Assessing Humor in Edited News Headlines with LSTM

Introduction

We have seen a lot of research on analyzing whether a sentence is humor, but sometimes we're more curious on how the humor is created. There's a magic of humor that we can only change a word in a sentence to make a unintersting sentence humorous.
For example, the original sentence

' A lot of work to be done ' : Senator discusses tax reform after Trump hosts bipartisan dinner

is an ordinary serious newspaper headline. However, we just need to change the word hosts to microwaves, we can make the sentence interesting.

The trick is often used in somewhere needs to attract intention but the modification shouldn't change the meaning of the sentence.

The problem is also worth researching. Unlike traditional problems like assessing the humor of a sentence, we are curious about how the edit action will influence the humor of the sentence. It means we should learn how a change can influence the overall humor.

Training and Testing Data

Luckily, the academy is interested in the topic, and we have a online competition with exact the topic. There's a very clean and nice dataset provided on the online competition. The dataset is a set of newspaper headlines, including the edit action, and a score in $[0,3]$ . For example, the example we used previously in the training set is

' A lot of work to be done ' : Senator discusses tax reform after Trump 
    <hosts/> bipartisan dinner, microwaves, 2.4

We do a series of pre-processing on the dataset.

Create a new column with the edited word replaced
Remove all symbols and numbers in sentences
Turn all letter into lowercase
Remove nltk stopwords
Remove words with 10% lowest frequency in whole training set and test set
Lemmatization or recover all words to original form. For example we turn "tested" and "testing" into "test"
Tokenize both the original sentence and the replaced sentence
Our experiments show that the pre-processing is very important in solving the problem, so please don't forget to do them.

Methods

Word to Vector

In natural language processing, we can't directly work on words. It's natural to map a word to some vector with some restriction. Most importantly, we want similar words to have a closer cosine distance for their vector. Word2vec is a technique applied to achieve the aim.
Training a word2vec model cost a lost of time typically, hence we directly use a welcomed pre-trained word2vec model posted by google. You can refer to the page \url{https://code.google.com/archive/p/word2vec/} for more information.

Network Build-up

We find in our experiment that the network configurations will not contribute to the performance very obviously under our design. Hence we introduce the simplest design with a good performance.
We use "kersa" library in this project. Kersa is a AI library packed on the level of layers, which means even more higher then Tensorflow (tensor level). You should install kersa and tensorflow backend.
The design contains an embedding layer, a bidirectional LSTM layer and a dense layer.

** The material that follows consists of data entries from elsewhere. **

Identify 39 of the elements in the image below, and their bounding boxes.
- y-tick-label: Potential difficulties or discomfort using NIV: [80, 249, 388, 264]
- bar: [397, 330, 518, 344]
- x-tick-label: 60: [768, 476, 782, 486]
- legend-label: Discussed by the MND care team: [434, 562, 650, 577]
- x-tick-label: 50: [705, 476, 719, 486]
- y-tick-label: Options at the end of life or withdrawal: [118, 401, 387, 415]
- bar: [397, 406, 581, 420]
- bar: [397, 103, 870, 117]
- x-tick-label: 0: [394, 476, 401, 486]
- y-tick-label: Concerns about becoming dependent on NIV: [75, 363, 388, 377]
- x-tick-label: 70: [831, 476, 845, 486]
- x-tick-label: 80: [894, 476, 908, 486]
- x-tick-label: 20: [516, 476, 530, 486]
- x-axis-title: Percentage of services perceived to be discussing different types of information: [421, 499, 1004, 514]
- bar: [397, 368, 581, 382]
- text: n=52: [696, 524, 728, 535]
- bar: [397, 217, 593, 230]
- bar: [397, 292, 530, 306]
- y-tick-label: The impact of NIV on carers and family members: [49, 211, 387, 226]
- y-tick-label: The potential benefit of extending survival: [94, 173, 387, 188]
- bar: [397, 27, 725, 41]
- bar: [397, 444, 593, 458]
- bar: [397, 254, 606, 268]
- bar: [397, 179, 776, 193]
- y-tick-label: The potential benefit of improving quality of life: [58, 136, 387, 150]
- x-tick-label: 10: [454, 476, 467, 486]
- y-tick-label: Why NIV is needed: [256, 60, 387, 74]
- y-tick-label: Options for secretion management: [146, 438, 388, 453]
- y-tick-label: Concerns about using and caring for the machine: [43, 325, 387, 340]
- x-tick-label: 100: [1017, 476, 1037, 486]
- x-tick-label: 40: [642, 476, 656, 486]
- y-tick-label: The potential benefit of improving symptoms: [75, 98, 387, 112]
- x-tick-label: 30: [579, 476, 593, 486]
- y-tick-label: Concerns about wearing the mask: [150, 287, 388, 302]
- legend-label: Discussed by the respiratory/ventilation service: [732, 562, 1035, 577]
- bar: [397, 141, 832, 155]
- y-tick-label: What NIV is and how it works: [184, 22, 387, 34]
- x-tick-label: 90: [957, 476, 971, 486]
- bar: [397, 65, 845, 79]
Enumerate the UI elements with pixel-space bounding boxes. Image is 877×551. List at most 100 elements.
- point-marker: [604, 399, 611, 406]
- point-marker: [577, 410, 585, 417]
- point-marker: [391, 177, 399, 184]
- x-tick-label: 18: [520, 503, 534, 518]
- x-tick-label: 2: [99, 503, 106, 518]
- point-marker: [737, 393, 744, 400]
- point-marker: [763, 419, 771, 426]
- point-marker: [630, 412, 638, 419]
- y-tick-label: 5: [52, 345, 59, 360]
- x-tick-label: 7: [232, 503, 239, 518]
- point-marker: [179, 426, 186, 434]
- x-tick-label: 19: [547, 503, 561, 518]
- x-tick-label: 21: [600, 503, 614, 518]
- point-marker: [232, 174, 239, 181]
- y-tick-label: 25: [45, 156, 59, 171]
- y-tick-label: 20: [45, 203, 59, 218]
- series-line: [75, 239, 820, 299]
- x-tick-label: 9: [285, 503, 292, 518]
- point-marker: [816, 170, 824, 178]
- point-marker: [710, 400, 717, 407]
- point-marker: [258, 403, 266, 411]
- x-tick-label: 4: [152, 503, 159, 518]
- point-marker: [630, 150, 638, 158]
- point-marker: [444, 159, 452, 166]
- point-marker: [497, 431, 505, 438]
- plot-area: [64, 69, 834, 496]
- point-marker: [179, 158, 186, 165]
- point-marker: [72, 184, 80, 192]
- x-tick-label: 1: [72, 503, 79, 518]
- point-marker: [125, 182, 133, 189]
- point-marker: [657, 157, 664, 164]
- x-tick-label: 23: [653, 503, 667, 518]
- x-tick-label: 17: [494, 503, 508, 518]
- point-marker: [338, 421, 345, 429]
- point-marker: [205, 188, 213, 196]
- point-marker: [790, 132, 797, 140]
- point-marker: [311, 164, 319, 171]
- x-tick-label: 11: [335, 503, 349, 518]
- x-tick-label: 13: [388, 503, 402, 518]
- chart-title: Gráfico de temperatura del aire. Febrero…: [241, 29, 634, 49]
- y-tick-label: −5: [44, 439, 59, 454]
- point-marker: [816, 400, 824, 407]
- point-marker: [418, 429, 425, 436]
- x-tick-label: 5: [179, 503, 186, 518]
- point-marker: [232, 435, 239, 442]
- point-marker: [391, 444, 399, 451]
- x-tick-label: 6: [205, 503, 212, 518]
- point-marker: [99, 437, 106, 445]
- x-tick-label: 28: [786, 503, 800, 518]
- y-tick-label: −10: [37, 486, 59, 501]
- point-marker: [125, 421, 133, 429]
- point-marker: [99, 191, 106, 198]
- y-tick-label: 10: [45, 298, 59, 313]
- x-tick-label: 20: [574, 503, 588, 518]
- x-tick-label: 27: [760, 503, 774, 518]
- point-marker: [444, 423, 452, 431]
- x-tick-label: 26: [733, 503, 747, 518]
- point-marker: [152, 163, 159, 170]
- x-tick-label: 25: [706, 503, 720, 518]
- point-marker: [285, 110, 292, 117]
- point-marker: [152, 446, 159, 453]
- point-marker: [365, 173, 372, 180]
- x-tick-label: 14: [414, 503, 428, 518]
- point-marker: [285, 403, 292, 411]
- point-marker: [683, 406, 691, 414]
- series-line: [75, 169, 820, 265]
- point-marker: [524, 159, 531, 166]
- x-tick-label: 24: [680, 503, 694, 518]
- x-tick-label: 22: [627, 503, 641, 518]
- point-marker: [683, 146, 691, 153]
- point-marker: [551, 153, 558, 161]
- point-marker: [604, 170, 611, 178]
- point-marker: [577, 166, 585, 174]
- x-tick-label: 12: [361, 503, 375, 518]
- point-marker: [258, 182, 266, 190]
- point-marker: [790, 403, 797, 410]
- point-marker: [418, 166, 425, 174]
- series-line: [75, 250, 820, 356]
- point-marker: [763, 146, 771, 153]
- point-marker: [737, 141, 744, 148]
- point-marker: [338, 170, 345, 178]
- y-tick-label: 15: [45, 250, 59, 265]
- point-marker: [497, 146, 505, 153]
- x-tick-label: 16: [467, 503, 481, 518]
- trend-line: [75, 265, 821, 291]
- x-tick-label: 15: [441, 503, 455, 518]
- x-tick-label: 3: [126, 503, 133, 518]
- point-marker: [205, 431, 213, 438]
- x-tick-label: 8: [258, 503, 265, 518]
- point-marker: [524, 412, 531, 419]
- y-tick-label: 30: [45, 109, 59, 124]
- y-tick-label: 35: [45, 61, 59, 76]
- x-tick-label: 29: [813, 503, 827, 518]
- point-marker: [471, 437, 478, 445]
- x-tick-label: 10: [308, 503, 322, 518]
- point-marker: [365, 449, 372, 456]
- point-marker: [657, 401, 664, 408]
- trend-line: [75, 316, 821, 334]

Frankly speaking, we don't really need an embedding layer. We add it because we encounter some tough errors without it. You can just follow the common (or even default) settings.
The bi-LSTM layer is the main layer we learn something. LSTM is very popular in NLP, hence we assume you have some knowledge of it. You can play with the configures yourself, but we don't recommend that because you may find the performance is similar.
The last dense layer additionally serve as a scale map to range $[0,1]$ . Note that our range was initially $[0,3]$ , so just multiple 3 to get the range.

Here's a cut of our code for your reference.

bi_lstm.add(keras.layers.Bidirectional(keras.layers.LSTM    (
    units=input_len, activation="tanh", 
    use_bias=True, dropout=0.15, recurrent_dropout=0.1)))
bi_lstm.add(keras.layers.Dense(units=1, activation="sigmoid"))
bi_lstm.compile(loss='mse', optimizer='sgd', metrics=['accuracy', 'mse'])
history_bi_lstm = bi_lstm.fit(X_train, Y_train, 
    batch_size=32, epochs=5, validation_data=(X_test, Y_test))

Result and Discussion

You can find our code, report and intermediate pickle records in the repo \url{https://github.com/sweetsinpackets/SI630-Project}.
The bad news is that the performance for our model is not quite good. Though it beats some simple baselines, but the performance is still far from applying to use.
We think the reason might that we don't actually learn important knowledge because our design can't encode the edit action. Frankly speaking, we learn mostly from the edited sentence, so we drop the information from the original.

Another strange thing is that the performance of different attempts in configuration leads to similar performance.
Results
We review this a proof for that we didn't learn much things, because the result seems mostly like over-fitting.

What's next?

Though our model didn't give a good result, the topic is still valuable to research. If you want to try it based on our effort or explore by your own, here are some suggestions you might try.

Find a way to encode the edit action into a trainable vector
Try multiple LSTM layers
Use a balanced dataset with enough samples with high humor score.